I stumbled upon the oEmbed spec, and found they also have a providers.json file where you can find all their known oEmbed providers. It's basically one big array, with objects like these:
{
"provider_name": "Vimeo",
"provider_url": "https://vimeo.com/",
"endpoints": [
{
"schemes": [
"https://vimeo.com/*",
"https://vimeo.com/album/*/video/*",
"https://vimeo.com/channels/*/*",
"https://vimeo.com/groups/*/videos/*",
"https://vimeo.com/ondemand/*/*",
"https://player.vimeo.com/video/*"
],
"url": "https://vimeo.com/api/oembed.{format}",
"discovery": true
}
]
},
{
"provider_name": "YouTube",
"provider_url": "https://www.youtube.com/",
"endpoints": [
{
"schemes": [
"https://*.youtube.com/watch*",
"https://*.youtube.com/v/*",
"https://youtu.be/*",
"https://*.youtube.com/playlist?list=*",
"https://youtube.com/playlist?list=*",
"https://*.youtube.com/shorts*"
],
"url": "https://www.youtube.com/oembed",
"discovery": true
}
]
},
}
I'd like to make use of this in my Javascript project, but very unsure how to use it efficiently. Say you have a function which is given some URL, and now you need to find which provider (if any) this URL matches. How would you do that?

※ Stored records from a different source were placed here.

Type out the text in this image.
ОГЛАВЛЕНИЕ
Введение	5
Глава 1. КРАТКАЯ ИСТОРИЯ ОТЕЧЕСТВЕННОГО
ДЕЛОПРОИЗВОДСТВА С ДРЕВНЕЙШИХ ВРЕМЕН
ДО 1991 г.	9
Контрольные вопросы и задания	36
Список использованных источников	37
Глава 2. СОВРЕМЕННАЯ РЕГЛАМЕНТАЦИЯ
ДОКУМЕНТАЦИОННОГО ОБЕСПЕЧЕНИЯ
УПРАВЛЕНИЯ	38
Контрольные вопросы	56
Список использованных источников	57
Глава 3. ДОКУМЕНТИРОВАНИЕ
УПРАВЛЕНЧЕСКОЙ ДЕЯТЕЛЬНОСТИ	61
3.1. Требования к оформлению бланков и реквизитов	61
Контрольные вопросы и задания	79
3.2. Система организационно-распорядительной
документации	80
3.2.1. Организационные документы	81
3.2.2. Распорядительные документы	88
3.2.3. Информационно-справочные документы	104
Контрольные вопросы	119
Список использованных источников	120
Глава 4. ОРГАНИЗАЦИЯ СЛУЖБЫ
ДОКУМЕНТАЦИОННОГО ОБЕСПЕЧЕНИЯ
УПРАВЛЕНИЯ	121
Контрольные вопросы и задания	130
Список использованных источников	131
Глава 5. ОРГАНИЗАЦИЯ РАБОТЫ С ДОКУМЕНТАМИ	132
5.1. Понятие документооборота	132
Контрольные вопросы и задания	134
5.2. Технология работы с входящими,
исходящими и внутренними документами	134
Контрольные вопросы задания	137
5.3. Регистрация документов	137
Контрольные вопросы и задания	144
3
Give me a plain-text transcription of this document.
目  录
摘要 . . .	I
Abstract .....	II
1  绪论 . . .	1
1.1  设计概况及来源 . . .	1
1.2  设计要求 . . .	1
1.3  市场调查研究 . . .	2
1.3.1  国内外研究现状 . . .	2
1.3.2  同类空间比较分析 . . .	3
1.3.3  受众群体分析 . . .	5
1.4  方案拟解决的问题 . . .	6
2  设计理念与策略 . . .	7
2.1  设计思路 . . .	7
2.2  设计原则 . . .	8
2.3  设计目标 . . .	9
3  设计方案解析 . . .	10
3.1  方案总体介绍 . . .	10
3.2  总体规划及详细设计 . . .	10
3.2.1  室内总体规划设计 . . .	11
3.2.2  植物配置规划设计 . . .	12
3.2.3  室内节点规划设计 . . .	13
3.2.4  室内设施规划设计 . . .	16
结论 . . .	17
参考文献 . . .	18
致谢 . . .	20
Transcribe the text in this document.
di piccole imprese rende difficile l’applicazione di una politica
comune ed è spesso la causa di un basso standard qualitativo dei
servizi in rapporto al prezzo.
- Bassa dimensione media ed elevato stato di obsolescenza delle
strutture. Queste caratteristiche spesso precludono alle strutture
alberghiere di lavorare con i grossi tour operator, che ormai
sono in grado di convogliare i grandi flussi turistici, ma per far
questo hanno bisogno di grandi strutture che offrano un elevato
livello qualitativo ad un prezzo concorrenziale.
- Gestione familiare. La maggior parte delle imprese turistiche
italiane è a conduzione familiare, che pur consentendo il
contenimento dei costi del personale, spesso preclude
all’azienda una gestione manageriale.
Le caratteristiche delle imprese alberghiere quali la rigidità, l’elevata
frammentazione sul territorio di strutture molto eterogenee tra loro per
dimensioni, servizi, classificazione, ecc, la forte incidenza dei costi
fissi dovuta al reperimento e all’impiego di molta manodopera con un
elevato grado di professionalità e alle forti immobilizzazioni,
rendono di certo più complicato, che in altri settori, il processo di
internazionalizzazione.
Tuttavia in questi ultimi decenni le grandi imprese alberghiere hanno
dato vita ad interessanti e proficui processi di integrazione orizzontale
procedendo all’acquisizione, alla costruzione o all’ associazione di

A brute-force way could of course be to just loop through each block, convert each entry of schemes into a regex, and test it, until you either find a match, or reach the end of the list. This feels like it's going to be very slow though. Are there ways to speed it up somehow? Are there for example more efficient ways of matching those wildcard schemes than creating regex instances and testing with those?
Looks like '*' cannot contain '/' and in your examples it always are subdomains when at front. -> You could extract the domain form all schemes and use them as keys in a HashMap to reduce checking for a specific match to only a few tests.